Wang Gongxin
Arrow Factory
Tucked away near the Confucius Temple, in one of Beijing’s most quickly gentrifying neighborhoods, lies the antidote to the ostentatious exhibitions that have slowly become the norm in the city’s urban fringes. This latest work from Beijing native Wang Gongxin, It’s Not About the Neighbors, 2009, is such an unexpected encounter with art that you might just pass it by.
Hosting Wang’s work is the Arrow Factory, a storefront nonprofit art space founded last spring by an international group of artists and curators. Next door, a small family bakery does a brisk sale of flatbreads, stuffed cakes, and fresh pasta through a sliding window above an aluminum-framed display case. On the bakery windows, they advertise modestly with the characters for “flatbread” and “noodles”; there is no company name, no business hours. The title of Wang’s work is, in fact, ironic. It is about the neighbors. Wang’s work at the Arrow Factory is precisely a 1:1 scale reproduction of the adjacent bakery. The two identical spaces stand next to each other––one the genuine business, the other its superfluous imitation.
With the odd exception of opaque windows, the doppelgänger blends smoothly into its daylight environment, an inconspicuous sculptural work of mimicry. At dusk, the windows come alive with a looping, two-minute backlit projection of the actual bakers next door at work, filmed just weeks before. What is the effect of this artwork on its immediate environment? Neighborhood regulars buying dinner carefully ignore the eerie ghosting, but might ask what it is or how it got there. Art types photograph the evidence of their pilgrimage, and for a few twilight hours, reality exists alongside its projected image. Then the bakers retire, and the ethereal image lingers until morning.

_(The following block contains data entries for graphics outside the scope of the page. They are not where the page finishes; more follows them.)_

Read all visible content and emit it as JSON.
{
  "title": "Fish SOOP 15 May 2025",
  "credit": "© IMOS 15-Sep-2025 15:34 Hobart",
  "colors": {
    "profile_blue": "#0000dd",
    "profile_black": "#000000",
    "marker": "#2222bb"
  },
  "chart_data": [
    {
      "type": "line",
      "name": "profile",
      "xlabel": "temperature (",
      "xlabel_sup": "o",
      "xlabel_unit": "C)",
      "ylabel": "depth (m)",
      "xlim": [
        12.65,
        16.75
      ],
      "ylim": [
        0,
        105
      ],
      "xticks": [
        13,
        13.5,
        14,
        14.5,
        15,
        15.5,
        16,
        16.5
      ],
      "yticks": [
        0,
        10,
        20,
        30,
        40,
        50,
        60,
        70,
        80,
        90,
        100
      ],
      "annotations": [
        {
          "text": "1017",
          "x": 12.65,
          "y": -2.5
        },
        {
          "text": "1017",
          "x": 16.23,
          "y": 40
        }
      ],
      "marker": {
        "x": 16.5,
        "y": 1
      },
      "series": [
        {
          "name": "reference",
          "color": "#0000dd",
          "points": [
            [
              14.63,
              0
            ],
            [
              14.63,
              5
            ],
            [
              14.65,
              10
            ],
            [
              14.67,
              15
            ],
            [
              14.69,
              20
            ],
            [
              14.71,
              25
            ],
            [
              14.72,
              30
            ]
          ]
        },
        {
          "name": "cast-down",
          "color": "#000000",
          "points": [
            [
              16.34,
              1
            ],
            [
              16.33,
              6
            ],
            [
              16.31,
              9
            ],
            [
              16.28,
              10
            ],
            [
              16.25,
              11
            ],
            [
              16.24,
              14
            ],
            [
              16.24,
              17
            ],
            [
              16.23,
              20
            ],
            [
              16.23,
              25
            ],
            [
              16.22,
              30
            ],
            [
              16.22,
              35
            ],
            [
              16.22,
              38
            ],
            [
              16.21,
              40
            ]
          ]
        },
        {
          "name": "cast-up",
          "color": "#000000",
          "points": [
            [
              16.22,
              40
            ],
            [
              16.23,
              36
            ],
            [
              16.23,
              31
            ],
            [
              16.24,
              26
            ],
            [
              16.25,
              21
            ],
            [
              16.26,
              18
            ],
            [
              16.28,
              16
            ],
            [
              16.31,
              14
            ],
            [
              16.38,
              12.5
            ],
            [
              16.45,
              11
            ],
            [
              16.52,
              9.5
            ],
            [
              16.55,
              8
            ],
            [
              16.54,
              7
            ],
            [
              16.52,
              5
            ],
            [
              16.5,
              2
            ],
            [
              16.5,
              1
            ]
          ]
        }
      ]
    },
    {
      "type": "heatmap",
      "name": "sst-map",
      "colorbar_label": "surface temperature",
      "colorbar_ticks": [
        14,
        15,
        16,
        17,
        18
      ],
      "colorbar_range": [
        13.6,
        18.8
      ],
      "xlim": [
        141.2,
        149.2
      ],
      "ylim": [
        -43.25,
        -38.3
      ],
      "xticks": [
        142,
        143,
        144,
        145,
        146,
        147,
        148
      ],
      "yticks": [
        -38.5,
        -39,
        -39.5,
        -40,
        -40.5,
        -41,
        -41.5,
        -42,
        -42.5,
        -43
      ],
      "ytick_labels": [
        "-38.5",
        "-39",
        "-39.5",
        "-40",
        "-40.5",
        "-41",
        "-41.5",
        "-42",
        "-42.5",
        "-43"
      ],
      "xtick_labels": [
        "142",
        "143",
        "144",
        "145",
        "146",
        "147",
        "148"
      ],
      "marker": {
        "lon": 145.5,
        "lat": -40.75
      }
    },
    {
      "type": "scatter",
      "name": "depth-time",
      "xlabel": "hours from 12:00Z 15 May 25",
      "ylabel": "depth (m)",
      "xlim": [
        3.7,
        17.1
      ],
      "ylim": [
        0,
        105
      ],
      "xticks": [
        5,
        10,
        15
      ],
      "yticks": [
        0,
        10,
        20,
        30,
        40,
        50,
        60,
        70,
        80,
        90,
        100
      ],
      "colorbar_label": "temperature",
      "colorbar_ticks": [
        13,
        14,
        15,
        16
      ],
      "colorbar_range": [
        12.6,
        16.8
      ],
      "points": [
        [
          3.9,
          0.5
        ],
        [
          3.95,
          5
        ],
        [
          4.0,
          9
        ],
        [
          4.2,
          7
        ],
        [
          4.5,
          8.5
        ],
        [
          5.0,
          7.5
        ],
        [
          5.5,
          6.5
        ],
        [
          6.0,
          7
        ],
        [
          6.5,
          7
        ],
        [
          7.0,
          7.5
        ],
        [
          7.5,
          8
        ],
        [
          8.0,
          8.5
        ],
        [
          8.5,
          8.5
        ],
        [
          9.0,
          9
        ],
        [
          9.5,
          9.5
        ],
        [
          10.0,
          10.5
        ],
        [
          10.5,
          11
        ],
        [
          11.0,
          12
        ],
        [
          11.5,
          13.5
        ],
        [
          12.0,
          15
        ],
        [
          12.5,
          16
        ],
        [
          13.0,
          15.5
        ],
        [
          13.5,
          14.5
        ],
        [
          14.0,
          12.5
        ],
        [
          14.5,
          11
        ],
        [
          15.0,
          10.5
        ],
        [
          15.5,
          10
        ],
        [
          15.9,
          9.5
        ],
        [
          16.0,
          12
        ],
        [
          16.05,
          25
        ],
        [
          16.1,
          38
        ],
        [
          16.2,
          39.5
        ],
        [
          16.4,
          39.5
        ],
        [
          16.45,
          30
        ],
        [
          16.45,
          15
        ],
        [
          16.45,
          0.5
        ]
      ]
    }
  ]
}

In this early-to-bed neighborhood, the dim vision of their toil reflected in video would seem a supernatural sign of life for any anomalous night strollers.
Historically, art appreciation in China has been reserved for an elite literati class, and excluding a period of centralized control over the production and display of art during the Mao years, this tradition of a privileged class claiming exclusive rights to interpret or enjoy artworks has more or less been adopted into the present-day understanding of contemporary art. For a population that seldom makes contact with art, in a place far removed from Beijing’s art zones, Wang breaches the sanctity of art with an accessible language of representation; he confronts his captive audience with definitions of art––if this isn’t art, then what is it?
Neighbors also refers to the disappearance of small communities and inspires nostalgia for traditional family businesses like this one. No stranger to site-specific exhibition contexts, Wang has been seeking out subjects rooted in mainstream culture since returning to China from the United States in 1994 following a seven-year stay. Food and its culture, of central importance in China, have also been a frequent focus of his recent works. Here, in a successful exploitation of such unique and unexpected contexts for art, Wang’s work shows that small spaces can be of consequence, and that contemporary art can speak to those communities and neighbors who feel most distant from it.